Et, de fait, la lampe s’éteignit, Amalia devait s’organiser une couchette sur le sol près des parents.

– Quel est donc, demanda K., ce jeune homme dont elle parlait ?

– Je ne sais pas, dit Olga, c’était peut-être Brunswick, bien que l’histoire ne lui ressemble pas, peut-être aussi était-ce un autre. Il n’est pas toujours facile de comprendre Amalia, parce qu’on ignore souvent si elle plaisante ou si elle parle sérieusement. En général c’est sérieusement, mais on dirait que c’est ironique.

– Laisse là, dit K., les interprétations. Comment as-tu fait pour te laisser dominer à ce point par elle ? Était-ce déjà ainsi avant votre grand malheur ? Ou n’est-ce venu qu’ensuite ? Et n’éprouves-tu jamais le désir de te libérer ? Cet esclavage a-t-il quelque motif sérieux ? Elle est plus jeune que toi et devrait donc t’obéir. C’est elle qui, coupable ou non, a amené le malheur sur vous. Et au lieu de recommencer chaque jour à en demander pardon à chacun d’entre vous, elle lève la tête plus haut que tous, ne s’occupe de rien, sauf, par grâce, des parents, ne veut être initiée à rien, comme elle dit, et quand il lui arrive une fois par hasard de vous parler c’est peut-être sérieusement mais on croirait que c’est ironie. Est-ce sa beauté, dont tu parles parfois, qui lui a donné cet empire ? Mais vous vous ressemblez tous et, si elle diffère de vous, c’est en mal ; dès la première fois j’ai été effrayé de ce regard morne et sans amour.

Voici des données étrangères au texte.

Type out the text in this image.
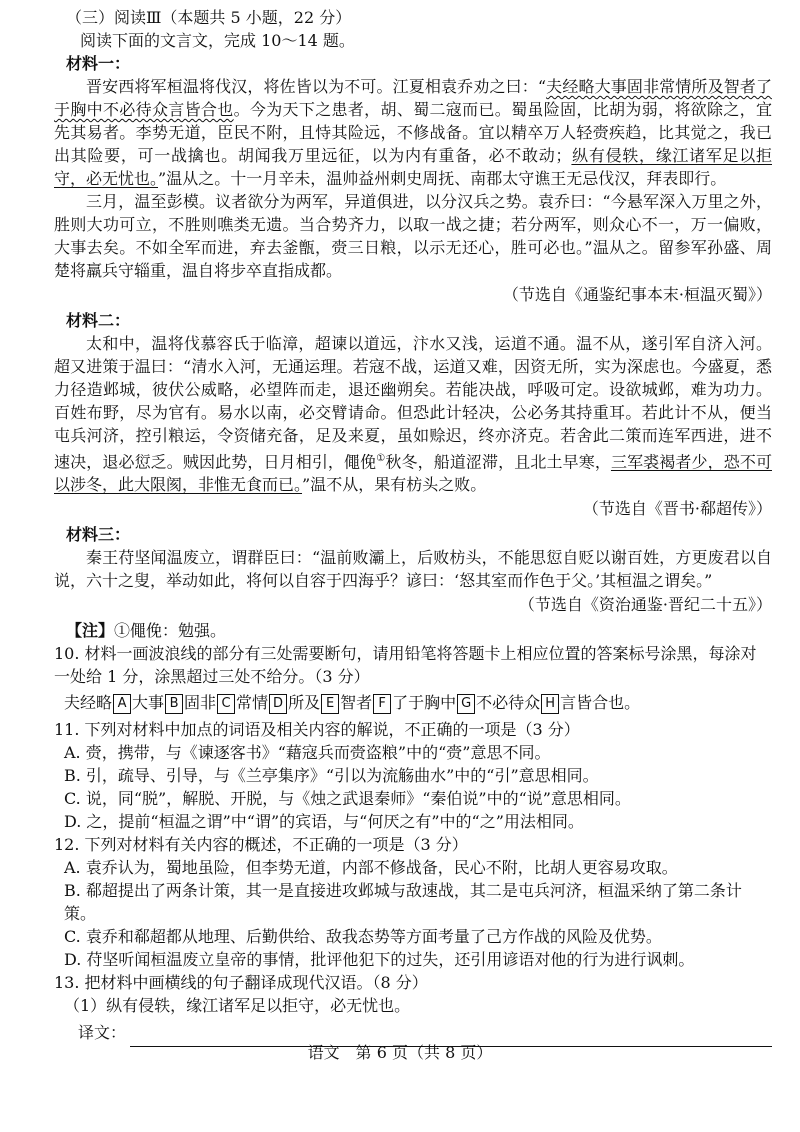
（三）阅读Ⅲ（本题共 5 小题，22 分）

阅读下面的文言文，完成 10～14 题。

材料一：

晋安西将军桓温将伐汉，将佐皆以为不可。江夏相袁乔劝之曰：“夫经略大事固非常情所及智者了于胸中不必待众言皆合也。今为天下之患者，胡、蜀二寇而已。蜀虽险固，比胡为弱，将欲除之，宜先其易者。李势无道，臣民不附，且恃其险远，不修战备。宜以精卒万人轻赍疾趋，比其觉之，我已出其险要，可一战擒也。胡闻我万里远征，以为内有重备，必不敢动；纵有侵轶，缘江诸军足以拒守，必无忧也。”温从之。十一月辛未，温帅益州刺史周抚、南郡太守谯王无忌伐汉，拜表即行。

三月，温至彭模。议者欲分为两军，异道俱进，以分汉兵之势。袁乔曰：“今悬军深入万里之外，胜则大功可立，不胜则噍类无遗。当合势齐力，以取一战之捷；若分两军，则众心不一，万一偏败，大事去矣。不如全军而进，弃去釜甑，赍三日粮，以示无还心，胜可必也。”温从之。留参军孙盛、周楚将羸兵守辎重，温自将步卒直指成都。

（节选自《通鉴纪事本末·桓温灭蜀》）

材料二：

太和中，温将伐慕容氏于临漳，超谏以道远，汴水又浅，运道不通。温不从，遂引军自济入河。超又进策于温曰：“清水入河，无通运理。若寇不战，运道又难，因资无所，实为深虑也。今盛夏，悉力径造邺城，彼伏公威略，必望阵而走，退还幽朔矣。若能决战，呼吸可定。设欲城邺，难为功力。百姓布野，尽为官有。易水以南，必交臂请命。但恐此计轻决，公必务其持重耳。若此计不从，便当屯兵河济，控引粮运，令资储充备，足及来夏，虽如赊迟，终亦济克。若舍此二策而连军西进，进不速决，退必愆乏。贼因此势，日月相引，僶俛①秋冬，船道涩滞，且北土早寒，三军裘褐者少，恐不可以涉冬，此大限阂，非惟无食而已。”温不从，果有枋头之败。

（节选自《晋书·郗超传》）

材料三：

秦王苻坚闻温废立，谓群臣曰：“温前败灞上，后败枋头，不能思愆自贬以谢百姓，方更废君以自说，六十之叟，举动如此，将何以自容于四海乎？谚曰：‘怒其室而作色于父。’其桓温之谓矣。”

（节选自《资治通鉴·晋纪二十五》）

【注】①僶俛：勉强。

10. 材料一画波浪线的部分有三处需要断句，请用铅笔将答题卡上相应位置的答案标号涂黑，每涂对一处给 1 分，涂黑超过三处不给分。（3 分）

夫经略 A 大事 B 固非 C 常情 D 所及 E 智者 F 了于胸中 G 不必待众 H 言皆合也。

11. 下列对材料中加点的词语及相关内容的解说，不正确的一项是（3 分）

A. 赍，携带，与《谏逐客书》“藉寇兵而赍盗粮”中的“赍”意思不同。

B. 引，疏导、引导，与《兰亭集序》“引以为流觞曲水”中的“引”意思相同。

C. 说，同“脱”，解脱、开脱，与《烛之武退秦师》“秦伯说”中的“说”意思相同。

D. 之，提前“桓温之谓”中“谓”的宾语，与“何厌之有”中的“之”用法相同。

12. 下列对材料有关内容的概述，不正确的一项是（3 分）

A. 袁乔认为，蜀地虽险，但李势无道，内部不修战备，民心不附，比胡人更容易攻取。

B. 郗超提出了两条计策，其一是直接进攻邺城与敌速战，其二是屯兵河济，桓温采纳了第二条计策。

C. 袁乔和郗超都从地理、后勤供给、敌我态势等方面考量了己方作战的风险及优势。

D. 苻坚听闻桓温废立皇帝的事情，批评他犯下的过失，还引用谚语对他的行为进行讽刺。

13. 把材料中画横线的句子翻译成现代汉语。（8 分）

（1）纵有侵轶，缘江诸军足以拒守，必无忧也。

译文：
语文　第 6 页（共 8 页）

Et puis elle a beau être plus jeune on n’en voit rien, elle a cet air sans âge des femmes qui ne vieillissent pas mais qui n’ont jamais eu de jeunesse. Tu la vois tous les jours, tu ne remarques pas la dureté de son visage. Aussi, lorsque j’y réfléchis, ne puis-je même pas prendre au sérieux la soudaine passion de Sortini ; peut-être a-t-il voulu simplement la punir, et non l’appeler, par cette lettre.

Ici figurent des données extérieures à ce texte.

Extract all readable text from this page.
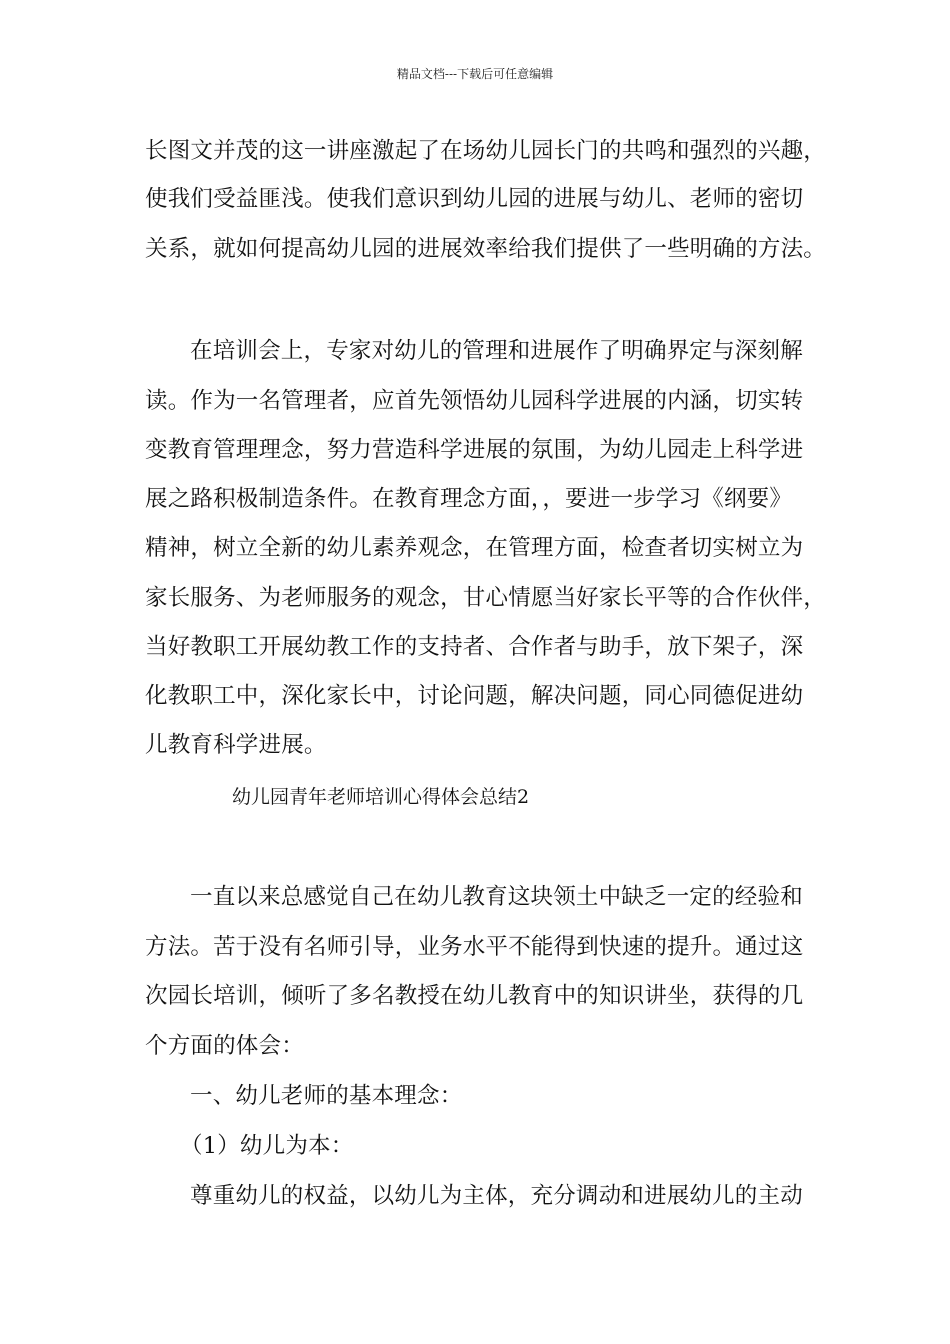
精品文档---下载后可任意编辑
长图文并茂的这一讲座激起了在场幼儿园长门的共鸣和强烈的兴趣，
使我们受益匪浅。使我们意识到幼儿园的进展与幼儿、老师的密切
关系，就如何提高幼儿园的进展效率给我们提供了一些明确的方法。
在培训会上，专家对幼儿的管理和进展作了明确界定与深刻解
读。作为一名管理者，应首先领悟幼儿园科学进展的内涵，切实转
变教育管理理念，努力营造科学进展的氛围，为幼儿园走上科学进
展之路积极制造条件。在教育理念方面，，要进一步学习《纲要》
精神，树立全新的幼儿素养观念，在管理方面，检查者切实树立为
家长服务、为老师服务的观念，甘心情愿当好家长平等的合作伙伴，
当好教职工开展幼教工作的支持者、合作者与助手，放下架子，深
化教职工中，深化家长中，讨论问题，解决问题，同心同德促进幼
儿教育科学进展。
幼儿园青年老师培训心得体会总结2
一直以来总感觉自己在幼儿教育这块领土中缺乏一定的经验和
方法。苦于没有名师引导，业务水平不能得到快速的提升。通过这
次园长培训，倾听了多名教授在幼儿教育中的知识讲坐，获得的几
个方面的体会：
一、幼儿老师的基本理念：
（1）幼儿为本：
尊重幼儿的权益，以幼儿为主体，充分调动和进展幼儿的主动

– Laissons Sortini, dit Olga, avec les Messieurs du Château tout est possible, qu’il s’agisse de la plus belle ou de la plus laide des jeunes filles. Pour le reste tu te trompes complètement au sujet d’Amalia. Je n’ai pas de raison de te gagner à sa cause et si j’essaie quand même de le faire c’est uniquement à cause de toi. Amalia a été cause de notre malheur, c’est certain, mais le père lui-même, qui a été le plus cruellement frappé et n’a jamais été bien maître de lui, surtout à la maison, le père lui-même n’a jamais dans les moments les plus cruels le moindre mot de reproche à l’endroit d’Amalia. Non qu’il approuve son geste ; lui qui était un admirateur de Sortini, il ne pouvait rien y comprendre, il eût volontiers sacrifié tout ce qu’il avait à Sortini, et lui-même, mais non, à vrai dire, dans des circonstances comme celles-là, sachant ou plutôt pressentant la colère de Sortini. Pressentant, car désormais nous ne sûmes plus rien de Sortini ; s’il avait jusqu’alors vécu dans l’ombre, il vécut désormais dans la nuit ; ce fut comme s’il n’existait pas . J’eusse voulu que tu visses Amalia à cette époque ! Nous savions tous qu’il ne viendrait aucune punition au sens étroit du mot. On nous abandonnait seulement. Les gens d’ici, comme aussi le Château. Mais tandis qu’on s’apercevait de l’abandon où nous laissaient les gens d’ici, on ne remarquait rien du Château. Nous n’avions jamais observé qu’il n’eût pour nous quelque sollicitude, comment aurions-nous pu remarquer un revirement ? Ce calme était la pire des choses. Les abandons n’étaient rien auprès de lui, car les gens n’avaient pas agi poussés par une conviction, ils n’avaient même peut-être pas d’animosité sérieuse contre nous, leur mépris de maintenant n’existait pas encore, ils n’avaient agi que par peur et ils attendaient désormais de voir le tour que prendraient les événements. Nous n’avions d’ailleurs pas encore de misère à craindre, tous nos débiteurs nous avaient payés, la liquidation avait été avantageuse ; quand nous manquions de vivres, des parents nous aidaient en secret ; cela leur était facile, c’était le moment de la moisson ; à vrai dire nous n’avions pas de champs et on ne nous laissait travailler nulle part ; pour la première fois de notre vie nous étions presque condamnés à l’oisiveté. Nous restions donc assis ensemble, les fenêtres fermées, dans le brasier de juillet et d’août. Rien ne se passait. Nulle invitation, nulle nouvelle, nulle visite, rien.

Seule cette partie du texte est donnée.